Chesterlestreet
Man of the crowd
- Joined
- Oct 19, 2012
- Messages
- 19,791
That'll be Pedernera's defensive brief when you're attacking down your right wing, but yeah, I'd have to concede that Zanetti will cause him problems there that he wasn't accustomed to dealing with. He was the tactical mastermind behind that River Plate team, and in my (limited) understanding they were prototypically modern in terms of attacking and defending as a unit, so I'd imagine he'd be alert and receptive to the threat Zanetti poses, but I doubt he'd ever have came up against an attacking full back of Zanetti's calibre.
I sometimes think we tend to make too much of such «prototype» precedents, i.e. calling the Wunderteam or the Machina exponents of «total football» is arguably a bit misleading.

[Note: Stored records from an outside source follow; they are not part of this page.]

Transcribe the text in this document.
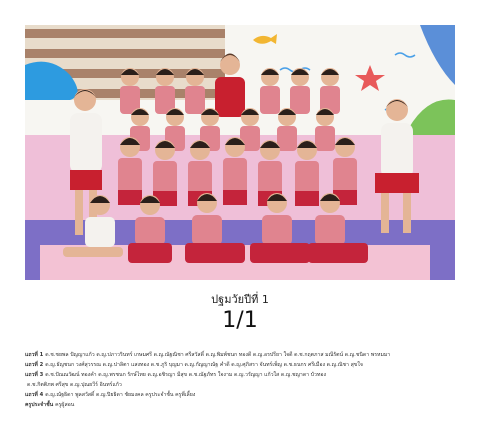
ปฐมวัยปีที่ 1
1/1
แถวที่ 1 ด.ช.ชยพล ปัญญาแก้ว ด.ญ.ปภาวรินทร์ เกษมศรี ด.ญ.ณัฐณิชา ศรีสวัสดิ์ ด.ญ.พิมพ์ชนก ทองดี ด.ญ.อรปรียา ใจดี ด.ช.กฤตภาส มณีรัตน์ ด.ญ.ชนิดา พรหมมา
แถวที่ 2 ด.ญ.ธัญชนก วงศ์สุวรรณ ด.ญ.ปาลิตา แสงทอง ด.ช.ภูริ บุญมา ด.ญ.กัญญาณัฐ คำดี ด.ญ.ศุภิสรา จันทร์เพ็ญ ด.ช.ธนกร ศรีเมือง ด.ญ.ณิชา สุขใจ
แถวที่ 3 ด.ช.ปัณณวัฒน์ ทองคำ ด.ญ.พรชนก รักษ์ไทย ด.ญ.อชิรญา มีสุข ด.ช.ณัฐภัทร ใจงาม ด.ญ.วรัญญา แก้วใส ด.ญ.ชญาดา บัวทอง
ด.ช.กิตติภพ ศรีสุข ด.ญ.ปุณยวีร์ อินทร์แก้ว
แถวที่ 4 ด.ญ.ณัฐธิดา พูลสวัสดิ์ ด.ญ.ปิยธิดา ชัยมงคล ครูประจำชั้น ครูพี่เลี้ยง
ครูประจำชั้น ครูผู้สอน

But that's a digression, really: Di Stefano, iirc, mentioned Pedernera's completeness as a footballer on several occasions, e.g. when comparing him to - among others - Maradona. Di Stefano's point - as I recall it - was that Pedernera, unlike other famous offensive orchestrators, was genuinely complete - as in, he could handle himself in purely defensive situations to an extent you don't associate with a brilliant, technically superb playmaker.
Easy to get the Superman impression from such anectodal praise, of course, but Di Stefano certainly rated Pedernerna extremely highly, naming him the best he'd ever seen - and the comparison part of it is at least interesting, it doesn't seem unreasonable to consider him defensively sound for a player of his type.